The valve pit provides the interface between the vacuum system and the house. The 1-piece valve pit is rotationally molded and made entirely of PE. It consists of two (2) separate chambers; an upper chamber that houses the vacuum valve and a lower chamber that is the sump into which the building sewer is connected. These two chambers are sealed from each other. The 1-piece AIRVAC valve pit includes an integral anti-buoyancy collar and has an H-20 traffic load rating.
Each valve pit can accommodate sewage from up to four homes, although the most common configuration is one valve pit serving two adjacent houses. Houses connected to the vacuum sewers do not need any special plumbing fixtures.
Located in the upper chamber is a vacuum interface valve, which is pneumatically controlled and operated. Vacuum from the sewer line opens the valve and outside air from a breather pipe closes it. The interface valve is a full-port 3” (75 mm) valve and designed for handling 3” (75 mm) solids.
The upper chamber, made of a PE material, houses the vacuum valve and controller and is suitable for H-20 traffic loading..

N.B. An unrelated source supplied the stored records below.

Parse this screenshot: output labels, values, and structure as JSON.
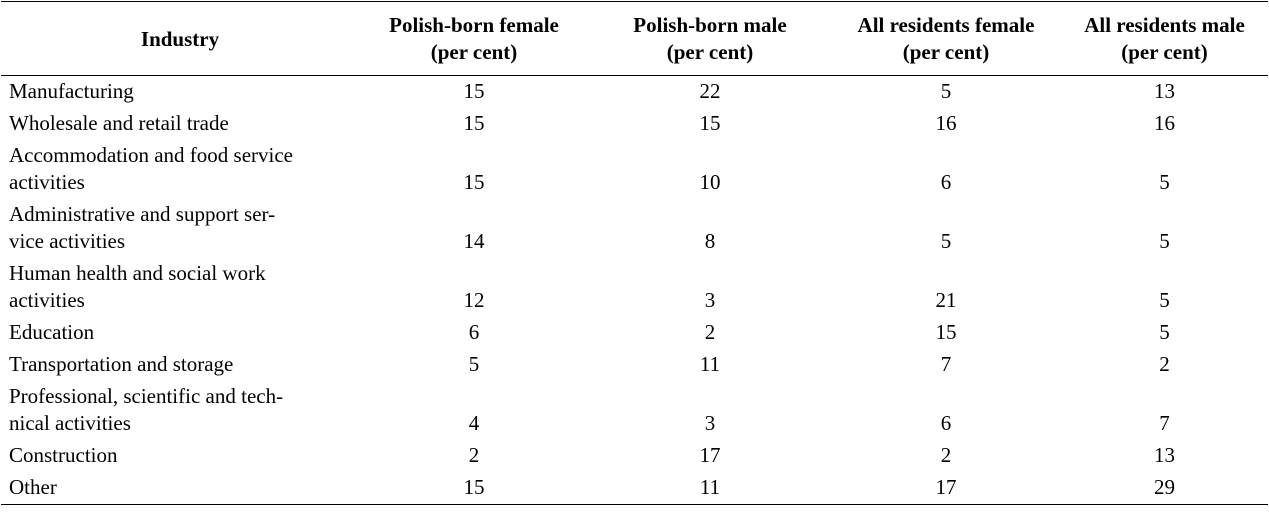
{
  "table": {
    "headers": [
      [
        "Industry"
      ],
      [
        "Polish-born female",
        "(per cent)"
      ],
      [
        "Polish-born male",
        "(per cent)"
      ],
      [
        "All residents female",
        "(per cent)"
      ],
      [
        "All residents male",
        "(per cent)"
      ]
    ],
    "rows": [
      {
        "label": [
          "Manufacturing"
        ],
        "values": [
          "15",
          "22",
          "5",
          "13"
        ]
      },
      {
        "label": [
          "Wholesale and retail trade"
        ],
        "values": [
          "15",
          "15",
          "16",
          "16"
        ]
      },
      {
        "label": [
          "Accommodation and food service",
          "activities"
        ],
        "values": [
          "15",
          "10",
          "6",
          "5"
        ]
      },
      {
        "label": [
          "Administrative and support ser-",
          "vice activities"
        ],
        "values": [
          "14",
          "8",
          "5",
          "5"
        ]
      },
      {
        "label": [
          "Human health and social work",
          "activities"
        ],
        "values": [
          "12",
          "3",
          "21",
          "5"
        ]
      },
      {
        "label": [
          "Education"
        ],
        "values": [
          "6",
          "2",
          "15",
          "5"
        ]
      },
      {
        "label": [
          "Transportation and storage"
        ],
        "values": [
          "5",
          "11",
          "7",
          "2"
        ]
      },
      {
        "label": [
          "Professional, scientific and tech-",
          "nical activities"
        ],
        "values": [
          "4",
          "3",
          "6",
          "7"
        ]
      },
      {
        "label": [
          "Construction"
        ],
        "values": [
          "2",
          "17",
          "2",
          "13"
        ]
      },
      {
        "label": [
          "Other"
        ],
        "values": [
          "15",
          "11",
          "17",
          "29"
        ]
      }
    ]
  }
}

The sump portion of the valve pit is used to accept the wastes from the house. Elastomer connections are used for the entry of the building sewer. Holes for the building sewers are field cut by the contractor at the position directed by the engineer.
The AIRVAC controller requires a source of atmospheric air to the actuator chamber permitting spring assisted closing of the vacuum valve. Without this air, the valve will remain in the open position.
Early vacuum systems used an external breather for this source of air. This has been replaced by the in-sump breather, which uses atmospheric air from the sump. In the event of low vacuum conditions where the valve would not open, floats in the in-sump breather protect the controller from unwanted liquid.
Atmospheric air used for transport enters through the 4” (100 mm) screened air-intake on the homeowner’s gravity line. The possibility of odors at this air-inlet is minimized due to the small volumes of sewage and short detention time in the sump.